With a display of prodigious strength, Clipper picked up Cliff’s body and carried it to the window. He looked out as he prepared to thrust the body through. The roof of the garage was a trifle to the left.

Directly beneath was the blackness of the blind alley. That was where Cliff Marsland would die!

Clipper was thrusting the body headforemost. Cliff’s head and shoulders were hanging over space.

Clipper gripped the victim’s waist for the final effort. As his hands lifted upward, a revolver shot sounded from the doorway. Clipper staggered back, his left shoulder limp. The body of Cliff Marsland slumped downward against the wall, the head resting on the window sill. The timely shot had saved him from a horrible death!

A MAN clad in black was standing in the doorway, a smoking automatic in his gloved hand. His expert shot had picked the one spot on Clipper’s body that could have been struck without danger to Cliff Marsland. Clipper dropped to the floor, his automatic dangling in his right hand. He managed to turn his head.

“The Shadow!” he whispered.

He had recognized the avenger of the underworld. The tall man with the turned-up cloak and the wide-brimmed slouch hat concealing his face was indeed the strange being of whom Clipper Tobin had often heard. And now he had met The Shadow!
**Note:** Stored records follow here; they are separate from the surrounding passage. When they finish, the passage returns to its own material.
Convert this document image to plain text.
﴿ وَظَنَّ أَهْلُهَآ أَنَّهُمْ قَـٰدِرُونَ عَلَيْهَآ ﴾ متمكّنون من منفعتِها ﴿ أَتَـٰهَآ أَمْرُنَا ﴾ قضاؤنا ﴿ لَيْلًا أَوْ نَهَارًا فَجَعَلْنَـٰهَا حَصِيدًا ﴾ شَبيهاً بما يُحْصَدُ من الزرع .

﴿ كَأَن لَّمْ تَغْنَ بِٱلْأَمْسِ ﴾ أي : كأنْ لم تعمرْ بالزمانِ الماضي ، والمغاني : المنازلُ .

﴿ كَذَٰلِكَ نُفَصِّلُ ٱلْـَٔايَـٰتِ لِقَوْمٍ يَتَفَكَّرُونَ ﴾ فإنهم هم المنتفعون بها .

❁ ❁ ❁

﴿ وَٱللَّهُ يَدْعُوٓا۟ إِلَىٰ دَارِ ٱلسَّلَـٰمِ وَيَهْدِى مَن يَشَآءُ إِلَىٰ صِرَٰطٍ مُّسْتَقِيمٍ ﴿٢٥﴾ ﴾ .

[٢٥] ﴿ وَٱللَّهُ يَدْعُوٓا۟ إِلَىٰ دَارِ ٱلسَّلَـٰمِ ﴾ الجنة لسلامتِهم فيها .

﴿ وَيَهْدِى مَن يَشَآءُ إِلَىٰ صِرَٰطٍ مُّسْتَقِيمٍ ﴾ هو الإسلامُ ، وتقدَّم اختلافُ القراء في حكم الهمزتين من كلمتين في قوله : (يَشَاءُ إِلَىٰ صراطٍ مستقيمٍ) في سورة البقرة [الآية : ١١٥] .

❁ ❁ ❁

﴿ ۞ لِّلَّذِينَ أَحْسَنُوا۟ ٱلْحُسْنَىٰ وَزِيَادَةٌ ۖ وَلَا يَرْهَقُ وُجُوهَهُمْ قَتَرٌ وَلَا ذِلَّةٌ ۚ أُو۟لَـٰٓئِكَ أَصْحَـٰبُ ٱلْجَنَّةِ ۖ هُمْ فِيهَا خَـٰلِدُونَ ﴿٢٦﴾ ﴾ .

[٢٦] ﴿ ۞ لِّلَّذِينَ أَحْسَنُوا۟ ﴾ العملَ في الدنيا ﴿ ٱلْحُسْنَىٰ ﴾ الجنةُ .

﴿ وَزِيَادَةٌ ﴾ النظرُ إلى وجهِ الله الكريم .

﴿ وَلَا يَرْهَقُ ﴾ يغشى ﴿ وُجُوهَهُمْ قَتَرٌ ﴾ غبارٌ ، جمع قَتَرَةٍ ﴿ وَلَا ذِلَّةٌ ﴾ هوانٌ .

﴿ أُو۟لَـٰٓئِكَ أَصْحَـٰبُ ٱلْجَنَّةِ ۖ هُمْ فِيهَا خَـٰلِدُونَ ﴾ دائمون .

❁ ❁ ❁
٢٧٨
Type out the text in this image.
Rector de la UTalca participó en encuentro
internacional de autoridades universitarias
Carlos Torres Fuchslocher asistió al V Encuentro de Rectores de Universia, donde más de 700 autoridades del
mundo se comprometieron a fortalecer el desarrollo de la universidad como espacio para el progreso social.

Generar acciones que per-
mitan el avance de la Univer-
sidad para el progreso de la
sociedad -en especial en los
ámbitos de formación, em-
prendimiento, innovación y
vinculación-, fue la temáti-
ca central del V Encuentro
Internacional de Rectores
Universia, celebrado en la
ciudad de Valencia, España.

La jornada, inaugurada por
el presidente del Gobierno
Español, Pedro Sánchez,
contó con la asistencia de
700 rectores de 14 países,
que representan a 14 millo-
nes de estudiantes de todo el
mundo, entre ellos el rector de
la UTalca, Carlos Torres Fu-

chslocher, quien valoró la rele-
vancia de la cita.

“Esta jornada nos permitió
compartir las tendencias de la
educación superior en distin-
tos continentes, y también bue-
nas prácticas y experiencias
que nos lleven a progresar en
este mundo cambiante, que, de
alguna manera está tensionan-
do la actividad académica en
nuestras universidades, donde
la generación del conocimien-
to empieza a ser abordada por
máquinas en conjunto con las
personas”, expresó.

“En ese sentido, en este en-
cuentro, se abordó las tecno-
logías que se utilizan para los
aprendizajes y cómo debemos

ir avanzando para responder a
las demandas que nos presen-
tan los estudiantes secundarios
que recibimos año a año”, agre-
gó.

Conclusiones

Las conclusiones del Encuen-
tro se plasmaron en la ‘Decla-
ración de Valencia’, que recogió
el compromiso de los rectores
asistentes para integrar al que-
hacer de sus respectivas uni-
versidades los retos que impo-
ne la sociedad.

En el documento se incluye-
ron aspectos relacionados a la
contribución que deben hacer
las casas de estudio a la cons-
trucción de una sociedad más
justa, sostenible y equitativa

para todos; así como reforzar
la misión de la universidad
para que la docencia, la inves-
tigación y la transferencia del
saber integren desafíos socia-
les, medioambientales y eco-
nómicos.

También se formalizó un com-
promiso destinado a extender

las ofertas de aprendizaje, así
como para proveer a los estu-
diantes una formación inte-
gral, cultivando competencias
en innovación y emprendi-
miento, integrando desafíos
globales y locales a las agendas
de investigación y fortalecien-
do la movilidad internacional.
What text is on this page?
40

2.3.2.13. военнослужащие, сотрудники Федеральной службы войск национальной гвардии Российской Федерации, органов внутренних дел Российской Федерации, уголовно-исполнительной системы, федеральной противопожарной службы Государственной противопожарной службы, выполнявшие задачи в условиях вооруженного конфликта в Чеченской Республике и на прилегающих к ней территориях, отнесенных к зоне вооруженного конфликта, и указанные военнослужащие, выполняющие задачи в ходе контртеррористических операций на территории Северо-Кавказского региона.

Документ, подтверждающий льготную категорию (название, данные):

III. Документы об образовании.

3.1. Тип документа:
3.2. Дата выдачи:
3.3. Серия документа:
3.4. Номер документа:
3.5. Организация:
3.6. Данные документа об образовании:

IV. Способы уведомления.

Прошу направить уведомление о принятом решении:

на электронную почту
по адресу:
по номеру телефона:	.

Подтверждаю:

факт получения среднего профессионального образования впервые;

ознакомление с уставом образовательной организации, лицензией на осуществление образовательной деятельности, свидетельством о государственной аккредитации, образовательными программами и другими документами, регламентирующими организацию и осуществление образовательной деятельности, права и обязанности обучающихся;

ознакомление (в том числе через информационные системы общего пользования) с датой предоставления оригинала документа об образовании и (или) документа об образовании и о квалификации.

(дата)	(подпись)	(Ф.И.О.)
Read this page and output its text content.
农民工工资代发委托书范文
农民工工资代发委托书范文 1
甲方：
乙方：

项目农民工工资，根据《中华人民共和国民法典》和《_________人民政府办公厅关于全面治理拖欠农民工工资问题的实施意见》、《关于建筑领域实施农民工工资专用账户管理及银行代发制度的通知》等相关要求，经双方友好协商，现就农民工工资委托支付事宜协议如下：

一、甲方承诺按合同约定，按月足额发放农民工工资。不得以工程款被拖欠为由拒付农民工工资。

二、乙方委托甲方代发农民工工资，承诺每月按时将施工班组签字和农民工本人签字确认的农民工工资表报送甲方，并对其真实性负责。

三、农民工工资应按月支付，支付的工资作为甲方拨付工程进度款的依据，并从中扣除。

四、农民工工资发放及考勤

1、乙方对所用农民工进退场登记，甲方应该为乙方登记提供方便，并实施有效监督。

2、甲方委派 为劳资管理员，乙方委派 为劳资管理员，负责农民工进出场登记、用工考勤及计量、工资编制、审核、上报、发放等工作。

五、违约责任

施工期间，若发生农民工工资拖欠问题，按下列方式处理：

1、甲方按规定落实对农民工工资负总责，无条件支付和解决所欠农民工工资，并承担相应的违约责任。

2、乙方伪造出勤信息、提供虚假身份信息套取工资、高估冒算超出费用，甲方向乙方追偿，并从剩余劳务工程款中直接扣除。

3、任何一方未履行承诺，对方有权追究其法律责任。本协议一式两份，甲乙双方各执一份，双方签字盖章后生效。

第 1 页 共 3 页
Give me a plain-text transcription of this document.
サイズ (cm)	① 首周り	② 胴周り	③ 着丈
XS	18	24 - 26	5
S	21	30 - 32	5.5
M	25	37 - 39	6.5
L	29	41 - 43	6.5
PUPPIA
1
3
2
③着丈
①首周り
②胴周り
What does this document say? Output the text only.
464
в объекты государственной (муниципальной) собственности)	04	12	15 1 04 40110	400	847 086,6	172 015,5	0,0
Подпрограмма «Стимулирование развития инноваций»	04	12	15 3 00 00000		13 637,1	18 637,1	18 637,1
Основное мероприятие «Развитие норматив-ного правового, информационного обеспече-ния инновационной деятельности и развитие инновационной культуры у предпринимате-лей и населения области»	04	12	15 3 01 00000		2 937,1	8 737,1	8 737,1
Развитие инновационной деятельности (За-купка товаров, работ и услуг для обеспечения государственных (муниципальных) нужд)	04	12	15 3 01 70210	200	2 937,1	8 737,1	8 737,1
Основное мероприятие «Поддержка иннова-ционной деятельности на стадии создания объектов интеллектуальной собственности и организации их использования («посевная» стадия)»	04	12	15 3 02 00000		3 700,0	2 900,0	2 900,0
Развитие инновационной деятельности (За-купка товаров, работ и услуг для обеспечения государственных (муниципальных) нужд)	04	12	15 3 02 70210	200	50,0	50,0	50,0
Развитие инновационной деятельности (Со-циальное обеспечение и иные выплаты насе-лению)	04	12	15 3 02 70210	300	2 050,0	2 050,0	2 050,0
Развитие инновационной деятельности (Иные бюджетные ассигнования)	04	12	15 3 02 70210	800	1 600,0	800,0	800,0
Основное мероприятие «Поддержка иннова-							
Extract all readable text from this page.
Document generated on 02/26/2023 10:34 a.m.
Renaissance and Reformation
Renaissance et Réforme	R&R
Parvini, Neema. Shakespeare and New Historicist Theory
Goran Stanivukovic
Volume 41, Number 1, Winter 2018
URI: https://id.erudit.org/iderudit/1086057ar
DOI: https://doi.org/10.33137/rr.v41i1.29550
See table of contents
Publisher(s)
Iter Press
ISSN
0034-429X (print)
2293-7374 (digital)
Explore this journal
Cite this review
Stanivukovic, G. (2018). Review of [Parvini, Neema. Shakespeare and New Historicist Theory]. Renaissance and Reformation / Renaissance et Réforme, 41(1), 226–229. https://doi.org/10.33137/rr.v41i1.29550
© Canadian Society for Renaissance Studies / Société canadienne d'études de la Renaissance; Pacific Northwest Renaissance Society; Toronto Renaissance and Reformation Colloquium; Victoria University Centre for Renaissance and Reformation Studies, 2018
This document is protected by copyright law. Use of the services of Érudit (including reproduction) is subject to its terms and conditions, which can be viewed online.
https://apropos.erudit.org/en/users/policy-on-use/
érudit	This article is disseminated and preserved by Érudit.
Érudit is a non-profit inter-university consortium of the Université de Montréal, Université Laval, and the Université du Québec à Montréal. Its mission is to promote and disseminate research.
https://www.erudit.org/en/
Clipper’s bulging eyes noted the body of Arnold Bodine. The form of Cliff Marsland was beside him. He had killed one. He was not to be cheated of the other!

With a snarl, he seized Cliff’s body and twisted himself behind it. He pulled Cliff’s loaded automatic from his pocket and pointed it toward the door and fired.

His first shot, a hasty one, was wild. The second was well aimed, but the bullet never left the muzzle.

Once again The Shadow’s marksmanship prevailed.

He had chosen the automatic in Clipper’s hand as his target, and his shot proved true. The gun fell from Clipper’s stunned claw. The killer was helpless.

Even then Clipper Tobin would not yield. The shrill sound of a police whistle came to his ears. He was defeated in conflict, and captors were approaching. Still, he was determined at least to elude The Shadow.

He raised himself and carried Cliff’s body up before him as a shield. Wounded as he was, his effort cost the killer energy.

The two forms stood before the window. Now The Shadow advanced, his gun ready for the first vulnerable spot that Clipper might offer.

Clipper cursed. If he had realized what was about to happen, he would have shot Cliff before he lost his gun. At least one more enemy would have died with him. But that was too late. Here, however, was another scheme for safety.

As the black-clad Shadow came closer, Clipper suddenly flung Cliff’s body forward, almost into the arms of the man in black. With a leap he was through the window; with a wide swing, Clipper projected himself toward the roof of the garage, ten feet below.

The Shadow caught Cliff Marsland’s body with one arm and let it slide gently to the floor. He reached the window and stood there like a gigantic silhouette, staring into the darkness. Reflected lights from the avenue revealed a tragic scene.

Clipper’s drop had carried him at an angle over the intervening space to the garage roof. He landed there, on the very edge. He was a target for The Shadow, but the man at the window did not fire.

Instead, he calmly watched Clipper Tobin struggle against the hand of Fate. For Clipper was slipping from his precarious post of safety. His body had toppled over the edge; he was fighting to draw himself to the roof.